UK firms see responsible AI as key competitive edge
Most UK business leaders expect responsible approaches to artificial intelligence to become a strategic advantage within the next two years, according to new research from Experian.
The study, published in a report titled "Responsible AI - Moving from principles to practice", surveyed 500 senior decision-makers in large organisations across the UK and Ireland that already use or oversee AI systems.
Experian found that 87% of respondents believe responsible AI practices will become a key differentiator within the next two to three years. The findings suggest that governance, transparency and accountability are moving from ethical considerations into areas of commercial competition and brand positioning.
AI impact and trust
The research indicates that AI is already influencing business performance. Some 89% of business leaders reported a positive impact from AI on organisational performance.
Trust in AI systems now appears central to future adoption. Experian's data shows that 84% of respondents say their customers increasingly want to know how AI is governed and who is accountable. Executives face rising scrutiny from users, regulators and internal stakeholders over how automated decisions are made and monitored.
Christine Foster, General Manager for AI and Automation at Experian UK&I, said businesses are moving from experimentation towards embedding AI at scale.
"AI is already delivering real value for businesses and customers. The focus now is on ensuring it drives meaningful outcomes in a responsible way. That means putting the right foundations in place including high-quality data as well as clear accountability, and tools that support AI adoption across its lifecycle. As AI evolves, especially with autonomous systems on the rise, getting this right will be critical to building trust, enabling better business decisions, and staying competitive," said Foster.
Implementation gaps
Despite broad agreement on the importance of responsible AI, most leaders say they struggle with execution. Some 76% of respondents view putting responsible AI into practice as one of their biggest challenges.

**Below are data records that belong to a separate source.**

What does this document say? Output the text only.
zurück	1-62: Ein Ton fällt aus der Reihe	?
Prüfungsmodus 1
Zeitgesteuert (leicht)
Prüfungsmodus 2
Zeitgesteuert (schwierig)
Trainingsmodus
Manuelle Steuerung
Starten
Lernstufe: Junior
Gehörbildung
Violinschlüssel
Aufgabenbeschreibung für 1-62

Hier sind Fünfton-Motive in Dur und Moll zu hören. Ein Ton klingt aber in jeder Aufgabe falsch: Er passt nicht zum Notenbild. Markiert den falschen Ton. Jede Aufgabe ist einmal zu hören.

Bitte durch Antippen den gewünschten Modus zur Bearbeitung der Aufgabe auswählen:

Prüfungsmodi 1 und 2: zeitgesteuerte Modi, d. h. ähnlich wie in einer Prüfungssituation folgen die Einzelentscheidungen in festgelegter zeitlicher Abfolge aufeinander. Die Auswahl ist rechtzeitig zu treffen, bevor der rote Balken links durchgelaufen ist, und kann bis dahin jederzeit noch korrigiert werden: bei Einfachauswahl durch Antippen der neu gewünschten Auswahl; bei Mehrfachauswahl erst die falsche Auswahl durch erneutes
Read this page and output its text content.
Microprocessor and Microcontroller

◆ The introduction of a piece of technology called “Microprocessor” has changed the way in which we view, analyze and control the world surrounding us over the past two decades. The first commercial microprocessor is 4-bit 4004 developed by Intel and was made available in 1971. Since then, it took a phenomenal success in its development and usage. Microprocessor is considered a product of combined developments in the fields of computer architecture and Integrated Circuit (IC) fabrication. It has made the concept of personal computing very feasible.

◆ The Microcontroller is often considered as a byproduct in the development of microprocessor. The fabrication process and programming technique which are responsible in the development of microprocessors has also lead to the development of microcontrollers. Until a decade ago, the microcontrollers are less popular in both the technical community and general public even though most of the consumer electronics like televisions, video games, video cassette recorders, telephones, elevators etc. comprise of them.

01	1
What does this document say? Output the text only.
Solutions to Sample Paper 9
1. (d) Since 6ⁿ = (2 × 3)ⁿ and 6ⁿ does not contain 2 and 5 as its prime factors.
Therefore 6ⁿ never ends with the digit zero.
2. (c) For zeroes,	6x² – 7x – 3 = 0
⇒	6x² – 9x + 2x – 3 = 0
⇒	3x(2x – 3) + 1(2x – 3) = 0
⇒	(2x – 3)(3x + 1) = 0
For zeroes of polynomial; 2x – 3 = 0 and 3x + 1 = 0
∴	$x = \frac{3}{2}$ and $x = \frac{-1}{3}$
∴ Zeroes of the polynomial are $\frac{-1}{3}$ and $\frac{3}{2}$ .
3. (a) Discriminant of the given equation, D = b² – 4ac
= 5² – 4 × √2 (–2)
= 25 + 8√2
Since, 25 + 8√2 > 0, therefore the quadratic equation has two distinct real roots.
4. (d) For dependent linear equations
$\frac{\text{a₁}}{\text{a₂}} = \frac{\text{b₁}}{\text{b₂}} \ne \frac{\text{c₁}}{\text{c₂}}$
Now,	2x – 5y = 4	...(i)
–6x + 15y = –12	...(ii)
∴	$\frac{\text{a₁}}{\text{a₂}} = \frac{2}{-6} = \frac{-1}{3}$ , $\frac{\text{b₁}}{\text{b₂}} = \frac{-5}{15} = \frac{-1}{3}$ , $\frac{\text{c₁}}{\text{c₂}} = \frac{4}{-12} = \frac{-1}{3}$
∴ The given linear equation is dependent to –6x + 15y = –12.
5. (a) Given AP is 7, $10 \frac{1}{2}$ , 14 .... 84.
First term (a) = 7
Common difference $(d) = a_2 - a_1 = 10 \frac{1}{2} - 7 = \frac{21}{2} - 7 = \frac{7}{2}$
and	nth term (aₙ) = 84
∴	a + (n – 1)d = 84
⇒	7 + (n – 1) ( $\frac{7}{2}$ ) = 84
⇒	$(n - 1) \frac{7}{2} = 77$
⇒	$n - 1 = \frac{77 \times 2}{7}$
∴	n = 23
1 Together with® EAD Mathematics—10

Common barriers include limited technical expertise, which 32% cited. A further 31% highlighted difficulty in applying high-level principles to real-world use cases. Another 30% pointed to the challenge of balancing innovation and speed with effective governance frameworks.
The figures indicate that many organisations are moving ahead with AI deployments while still working through how to operationalise risk controls and oversight. That tension is particularly acute in sectors such as telecoms, where AI is already embedded in network optimisation, customer service automation and predictive maintenance.
Data quality concerns
The study underlines concerns about the underlying data that feeds AI systems. While 90% of leaders agree that high-quality data is essential for responsible AI, only 43% feel confident that their data is strong enough to support such practices.
This gap suggests that many companies recognise data integrity as a critical factor in fair and reliable AI, yet have not fully addressed issues such as data completeness, accuracy, bias and ongoing maintenance.
Skills shortages compound the problem. Just 48% of respondents believe their teams are well prepared to drive responsible AI forward. Leaders identified the need for stronger data governance, more hands-on training, and closer collaboration between technical, legal, compliance and business functions.
Practical frameworks
Experian has set out guidance in the report for organisations working on responsible AI. The recommendations include regular assessment of AI model performance across their lifecycle. The company also highlights the need to apply security best practice to every AI use case.
These guidelines draw on principles created by Experian's AI and data science specialists. The organisation says these principles have influenced how its internal teams approach training, innovation and deployment of AI systems under a responsible framework.
Industry groups are also emphasising the need for operational frameworks. Sue Daley, Director of Technology and Innovation at techUK, said there is a shift from pilots to broad-based AI adoption.
"As AI continues to transition from pilots to widespread adoption, its critical organisations establish and operationalise clear frameworks for accountability, transparency, and fairness. This report is a vital contribution to the ongoing conversation about achieving Responsible AI. As this research shows, there's still work ahead to ensure organisations have in place the technical foundations and human capabilities to deploy AI responsibly. The seven principles offer an actionable roadmap, providing practical guidance that can support leaders in the building and deployment of AI systems while maintaining customer trust," said Daley.
Experian's findings suggest that UK organisations will allocate more effort and resources to responsible AI over the next few years as they react to customer expectations, regulatory focus and competitive pressure.